Sunday the family headed for “my happy place”, Algonquin Park. Usually I can sit and reflect, and feel the love of God through the beauty of creation wash over me.

This week surrounded by nature I struggled to find that peace. In fact I was grasped by such depression as I haven’t felt in a long time. Hopelessness in fact!

How can one feel so negative when witnessing such stunning scenes?

My journal didn’t help. Despair came over me. It held me in it’s claws!

I know in my heart, “be anxious for nothing, give it to God in prayer, with thanksgiving.” Sometimes it’s really difficult to do. Even when your faith is strong, your circumstances on this earth can be trying.

The moment that finally broke through my misery was when God gave me a fish. The fight, the surge of adrenaline, the success. Wasn’t a huge fish, but it was a fun fish. My smile in that moment became genuine.

Kickin’ bass!

For awhile it felt good to be alive. The trouble disappeared from my mind, and I found myself firmly planted in the moment.

As we packed up to come home, we all agreed what a great day it had been. No one knew of my struggle.

Exhaustion set in, it was hard to stay awake on the trip back. Something I try to do, to watch out for the eyes of animals along or on the road. The moon guided our path.

I fell into bed, crashed for the night.

I woke up thankful for a bass, that for a while, brought my heart and soul back to the present moment and gave a little burst of joy, a moment of solace.

25 days cautiously avoiding gluten and I walked today!

Oh what a feeling! I went quite slow, but I didn’t have to phone for a ride home. My foot pain was bearable. Not sure what to expect when I take the pressure off of it?

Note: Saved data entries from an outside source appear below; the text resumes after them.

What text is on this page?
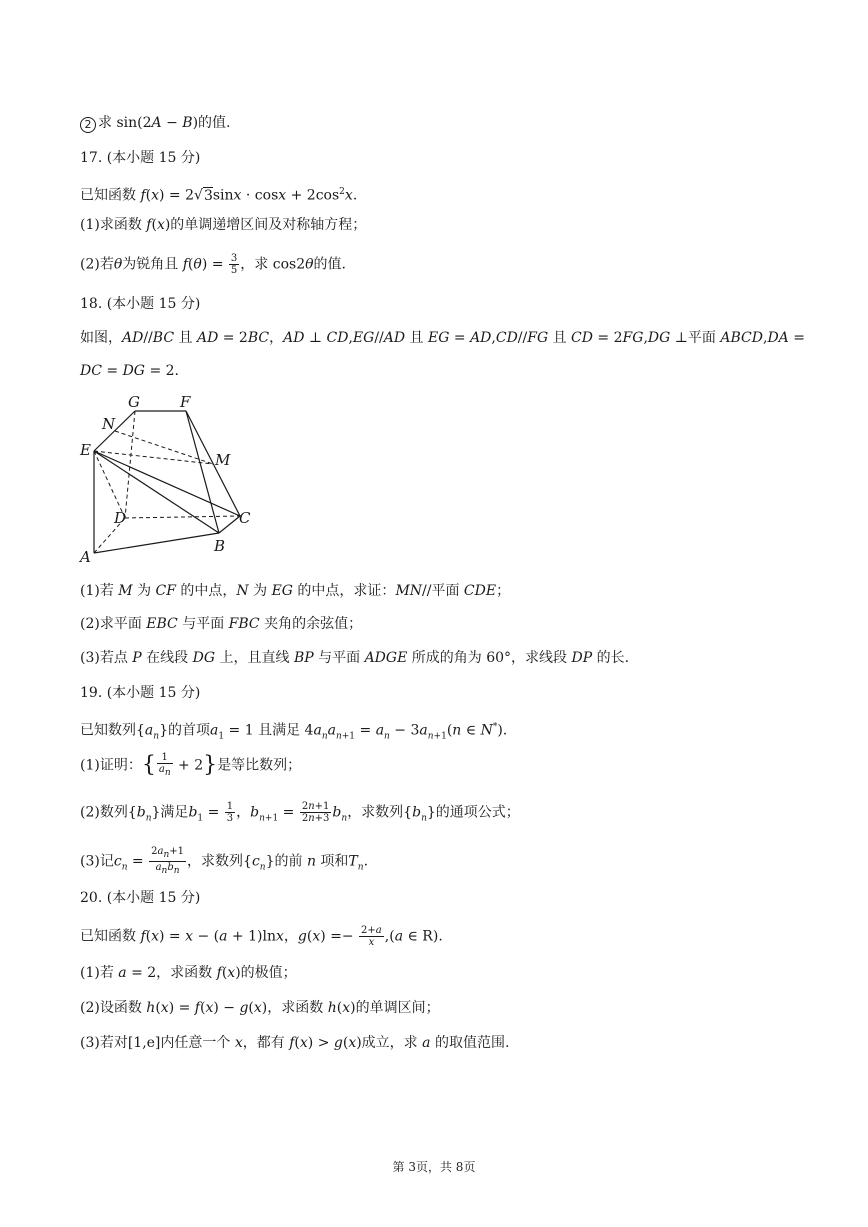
2 求 sin(2A − B)的值.
17. (本小题 15 分)
已知函数 $f(x) = 2√3\sin x \cdot \cos x + 2\cos^2x$.
(1)求函数 f(x)的单调递增区间及对称轴方程；
(2)若θ为锐角且 $f(\theta) = \frac{3}{5}$ ，求 cos2θ的值.
18. (本小题 15 分)
如图，AD//BC 且 AD = 2BC，AD ⊥ CD,EG//AD 且 EG = AD,CD//FG 且 CD = 2FG,DG ⊥平面 ABCD,DA =
DC = DG = 2.
G	F
N
E
M
D	C
A
B
(1)若 M 为 CF 的中点，N 为 EG 的中点，求证：MN//平面 CDE；
(2)求平面 EBC 与平面 FBC 夹角的余弦值；
(3)若点 P 在线段 DG 上，且直线 BP 与平面 ADGE 所成的角为 60°，求线段 DP 的长.
19. (本小题 15 分)
已知数列$\{a_n\}$的首项$a_1 = 1$ 且满足 $4a_na_{n+1} = a_n - 3a_{n+1}(n$ ∈ N*).
(1)证明：{ $\frac{1}{a_n} + 2$}是等比数列；
(2)数列$\{b_n\}$满足$b_1 = \frac{1}{3}$ ，$b_{n+1} = \frac{2n+1}{2n+3} b_n$，求数列$\{b_n\}$的通项公式；
(3)记$c_n = \frac{2a_n+1}{a_nb_n}$ ，求数列$\{c_n\}$的前 n 项和$T_n$.
20. (本小题 15 分)
已知函数 f(x) = x − (a + 1)lnx，$g(x) =- \frac{2+a}{x} ,(a$ ∈ R).
(1)若 a = 2，求函数 f(x)的极值；
(2)设函数 h(x) = f(x) − g(x)，求函数 h(x)的单调区间；
(3)若对[1,e]内任意一个 x，都有 f(x) > g(x)成立，求 a 的取值范围.
第 3页，共 8页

Celebrating the moment, as I miss walking very, very much.

A special treat for today,

When I walked into Walmart, I was determined to pick-up my file folders and nothing else.

As we were rushing to the stationary isle, the beautiful, colorful magazine display on the end of the craft isle caught my eye.

I paused, it spoke, I reached out for it’s beauty. Even the texture of the cover was rich to my finger tips.

The pages filled with quotes, writing prompts, and pictures I could almost smell.

I am addicted to beautiful journals, fancy paper, and colourful pens.

I love the way a good prompt can send my minds-eye racing down forest paths, or lounging in a fragrant garden sipping tea from china cups, my eyes shaded by my large floppy hat.

Today I was determined to stick to my target, but I am thankful I detoured into indulgence, and paused for a tantalizing break.

It is joy to sit in the moment, savoring the flavour of my coffee, flipping pages, daydreaming, mind wondering, jotting colourful notes on the pages.

What have you indulged in today?

An evening walk, quiet, beautiful

I haven’t been able to really enjoy walking in a long time but tonight I was almost completely pain free. I gladly volunteered to walk to our mill to unplug a tool, truly enjoying the evening air.

What a wonderful blessing to be able to walk!

I paused to enjoy my garden again and discovered new treasures developing on the plants.

Beautiful friends

My young daughter got to see her best friends today. The first time in probably almost a year.

It was amazing to see how ‘pure love’ of childhood friendship can withstand absents and pick up again without missing a beat.

We should take a lesson from our children, and find those friends that have no expectations, just joy at spending time together ❤

5 foot tall party

My son’s young friend finally reached 5 ft tall, so his mom came up with an idea to through him a party.

She invited 4 more kids, my husband and I. We tossed th canoes on, packed up a lunch and headed into Algonquin park.

What an awesome day we had.

These kids sure have imagination when they get unplugged.

Myself, any reason to get into the “wild” is a good one.

Wonder what the next “party” reason will be?